We have some unit-tests that are checking UTF-8 byte marking of an XML string before it's loaded into an XmlDocument. Everything works fine using Windows 7 64-bit, but we noticed a bunch of tests failing while trying to run under Windows 10 64-bit.
After a bit of investigation, we found that the XML string on Windows 10 is getting pruned (the preamble exists), while on Windows 7 it does not.
Here is the code snippet:
public static string PruneUtf8ByteMark(string xmlString)
{
var byteOrderMarking = Encoding.UTF8.GetString(Encoding.UTF8.GetPreamble());
if (xmlString.StartsWith(byteOrderMarking))
{
xmlString = xmlString.Remove(0, byteOrderMarking.Length);
}
return xmlString;
}
StartsWith
public static string XmlString = "<?xml version=\"1.0\"....
The problem is cause by culture sensitive comparison.

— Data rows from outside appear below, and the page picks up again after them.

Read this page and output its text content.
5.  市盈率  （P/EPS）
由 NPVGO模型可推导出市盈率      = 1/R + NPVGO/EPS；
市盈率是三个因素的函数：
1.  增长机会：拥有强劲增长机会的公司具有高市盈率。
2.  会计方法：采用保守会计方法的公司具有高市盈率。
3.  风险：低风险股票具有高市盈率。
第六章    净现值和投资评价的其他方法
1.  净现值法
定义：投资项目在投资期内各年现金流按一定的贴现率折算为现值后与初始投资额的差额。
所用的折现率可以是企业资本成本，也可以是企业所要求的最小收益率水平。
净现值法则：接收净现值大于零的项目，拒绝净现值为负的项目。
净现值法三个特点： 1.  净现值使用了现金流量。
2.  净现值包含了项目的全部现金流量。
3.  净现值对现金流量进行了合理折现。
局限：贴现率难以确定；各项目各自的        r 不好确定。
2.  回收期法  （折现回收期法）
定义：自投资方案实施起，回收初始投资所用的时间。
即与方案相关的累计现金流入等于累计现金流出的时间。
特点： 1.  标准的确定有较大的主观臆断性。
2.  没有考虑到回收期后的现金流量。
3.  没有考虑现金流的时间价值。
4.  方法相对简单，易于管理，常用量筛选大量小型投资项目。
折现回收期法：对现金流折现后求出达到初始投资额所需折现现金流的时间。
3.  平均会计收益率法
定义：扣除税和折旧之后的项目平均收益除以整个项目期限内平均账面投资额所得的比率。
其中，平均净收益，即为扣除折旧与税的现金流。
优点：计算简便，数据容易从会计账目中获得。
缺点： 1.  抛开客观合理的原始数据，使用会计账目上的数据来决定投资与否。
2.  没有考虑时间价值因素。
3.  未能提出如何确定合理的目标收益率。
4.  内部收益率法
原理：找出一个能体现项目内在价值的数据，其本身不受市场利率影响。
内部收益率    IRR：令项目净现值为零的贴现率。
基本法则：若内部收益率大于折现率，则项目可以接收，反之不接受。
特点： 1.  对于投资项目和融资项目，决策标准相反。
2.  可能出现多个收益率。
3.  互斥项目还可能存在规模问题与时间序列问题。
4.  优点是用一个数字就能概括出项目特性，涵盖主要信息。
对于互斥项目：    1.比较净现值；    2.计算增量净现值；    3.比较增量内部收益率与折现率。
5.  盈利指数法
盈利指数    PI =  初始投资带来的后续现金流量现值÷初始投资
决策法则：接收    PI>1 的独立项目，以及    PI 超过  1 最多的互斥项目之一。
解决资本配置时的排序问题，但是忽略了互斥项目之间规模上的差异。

The byteOrderMarking is not a visible character so it will be trimmed during comparison.
See the following case :
"".StartsWith("") // = true
"aa".StartsWith("") // = true
"aa".StartsWith("", StringComparison.Ordinal) // = true
So every string start with an empty string. Now with byteOrderMarking :
var byteOrderMarking = Encoding.UTF8.GetString(Encoding.UTF8.GetPreamble());
byteOrderMarking.Equals("") // = False
byteOrderMarking.Equals("", StringComparison.CurrentCulture) // = True
byteOrderMarking.Equals("", StringComparison.Ordinal) // = False
Now we can see that byteOrderMarking is equal to an empty string only with Current culture comparison. When you try to check is a string start with byteOrderMarking, it's like to compare to an an empty string.
The difference between Ordinal and CurrentCulture is that the first is a byte to byte comparison, whereas the second will by normalize according to the culture.
Lastly, I suggest to always use Ordinal (or OrdinalIgnoreCase) to compare technical strings.